Requests for private information
If the email asks you for personal information, especially financial account information, it is almost certainly a scam. Legit businesses and certainly government agencies don’t ask for information in this fashion.
Not addressing you by your name
A dead giveaway is how the email addresses you. Think about it – if a company or agency you do business with sends you an email, wouldn’t they know your name? If the email is addressed to sir or madam, or even your email address, beware.
Links within emails
Is there a link the email wants you to click on or is the whole email one big link? If so, be careful. In most email systems and web browsers, if you hover the mouse over the link, you can see the address in the lower left corner. If the link says mybank.com and when you hover over it, the address shown is something else, usually foreign, then you know it’s a scam.
If the email is a warning that your computer is in danger of something, just delete it. This is a standard way for scammers to scare people into taking action. Best case, they sell you something you don’t need and worst case, they hack your private information on the computer.
If the email has an attachment, don’t open it unless you are 100% sure it’s legitimate. If it is someone you know and you are expecting an attachment, fine, otherwise, make sure first. Email the person or business and ask them if they sent you an attachment.
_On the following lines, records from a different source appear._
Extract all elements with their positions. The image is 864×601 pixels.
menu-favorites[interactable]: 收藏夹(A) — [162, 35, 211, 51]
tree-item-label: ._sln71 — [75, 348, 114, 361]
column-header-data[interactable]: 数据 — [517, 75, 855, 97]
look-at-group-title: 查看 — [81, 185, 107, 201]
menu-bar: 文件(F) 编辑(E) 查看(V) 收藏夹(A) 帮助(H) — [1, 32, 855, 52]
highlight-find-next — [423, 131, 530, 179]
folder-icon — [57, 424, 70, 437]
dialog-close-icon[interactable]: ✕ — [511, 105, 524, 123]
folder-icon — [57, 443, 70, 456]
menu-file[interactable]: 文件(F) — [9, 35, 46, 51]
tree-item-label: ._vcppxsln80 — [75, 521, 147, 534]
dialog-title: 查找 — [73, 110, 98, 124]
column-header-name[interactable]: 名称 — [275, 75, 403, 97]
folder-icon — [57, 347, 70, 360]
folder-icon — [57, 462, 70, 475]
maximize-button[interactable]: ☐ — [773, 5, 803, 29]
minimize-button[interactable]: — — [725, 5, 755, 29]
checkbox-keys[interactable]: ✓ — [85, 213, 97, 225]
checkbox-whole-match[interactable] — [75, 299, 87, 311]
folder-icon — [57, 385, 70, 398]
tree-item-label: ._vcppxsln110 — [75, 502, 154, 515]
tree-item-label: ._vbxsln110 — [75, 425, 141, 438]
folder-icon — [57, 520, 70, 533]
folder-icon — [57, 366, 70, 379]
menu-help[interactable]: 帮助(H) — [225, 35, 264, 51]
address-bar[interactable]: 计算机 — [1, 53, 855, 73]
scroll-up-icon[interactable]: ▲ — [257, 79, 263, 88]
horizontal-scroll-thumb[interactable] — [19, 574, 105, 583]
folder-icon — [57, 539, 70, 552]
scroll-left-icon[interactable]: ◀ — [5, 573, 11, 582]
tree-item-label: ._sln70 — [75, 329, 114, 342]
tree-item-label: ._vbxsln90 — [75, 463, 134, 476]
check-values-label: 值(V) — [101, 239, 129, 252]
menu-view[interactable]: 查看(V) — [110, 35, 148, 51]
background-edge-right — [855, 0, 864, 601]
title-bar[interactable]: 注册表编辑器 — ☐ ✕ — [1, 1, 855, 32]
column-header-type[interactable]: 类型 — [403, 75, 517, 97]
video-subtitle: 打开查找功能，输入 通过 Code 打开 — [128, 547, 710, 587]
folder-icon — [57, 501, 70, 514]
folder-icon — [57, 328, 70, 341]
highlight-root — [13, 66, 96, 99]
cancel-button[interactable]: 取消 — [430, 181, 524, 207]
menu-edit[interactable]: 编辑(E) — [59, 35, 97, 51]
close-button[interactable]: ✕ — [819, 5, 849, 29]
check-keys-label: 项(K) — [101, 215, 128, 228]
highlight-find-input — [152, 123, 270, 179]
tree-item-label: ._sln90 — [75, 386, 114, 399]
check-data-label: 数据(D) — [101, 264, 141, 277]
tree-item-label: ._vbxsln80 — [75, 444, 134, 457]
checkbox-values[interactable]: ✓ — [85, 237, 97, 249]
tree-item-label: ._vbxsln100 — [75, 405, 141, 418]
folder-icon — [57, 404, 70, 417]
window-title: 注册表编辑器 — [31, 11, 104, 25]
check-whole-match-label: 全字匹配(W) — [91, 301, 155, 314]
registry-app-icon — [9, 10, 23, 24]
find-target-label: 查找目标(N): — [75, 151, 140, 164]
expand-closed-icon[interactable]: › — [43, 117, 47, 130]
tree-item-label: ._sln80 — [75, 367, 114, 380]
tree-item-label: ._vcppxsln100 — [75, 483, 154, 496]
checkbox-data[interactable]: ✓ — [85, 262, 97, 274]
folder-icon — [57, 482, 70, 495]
Emails themselves are usually harmless; it’s the links and attachments where the traps lie.
Beware of emails that are asking for money. Whether it purports to come from a friend, a charity, or a stranger looking for help, be very careful. Your address book may have been hacked, and the email isn’t from a friend at all.The next step will be to wrangle information, allowing them to gain access to your bank account or credit card.
Offering of gifts
If the email makes an offer too good to be true, such as a lot of money, a gift card or an expensive gift for free, it’s likely a phishing attack. Just like you have to be careful if they are asking for money, do the same if they want to give you money. Why would anyone, especially a stranger, want to give you money? The most famous and familiar of these scams is the Nigerian scam, offering you millions of dollars in some strange and mysterious account.
Threats from government or law enforcement
Maybe the email isn’t asking for money, but demanding it. If it supposedly comes from the IRS or some other government or law enforcement agency, it is absolutely, always, a scam. None of these agencies operate this way.
Emails are a great way to communicate, receive offers and gain information. But they are also dangerous when misused. Pay attention and be careful and you should be safe from these clever crooks.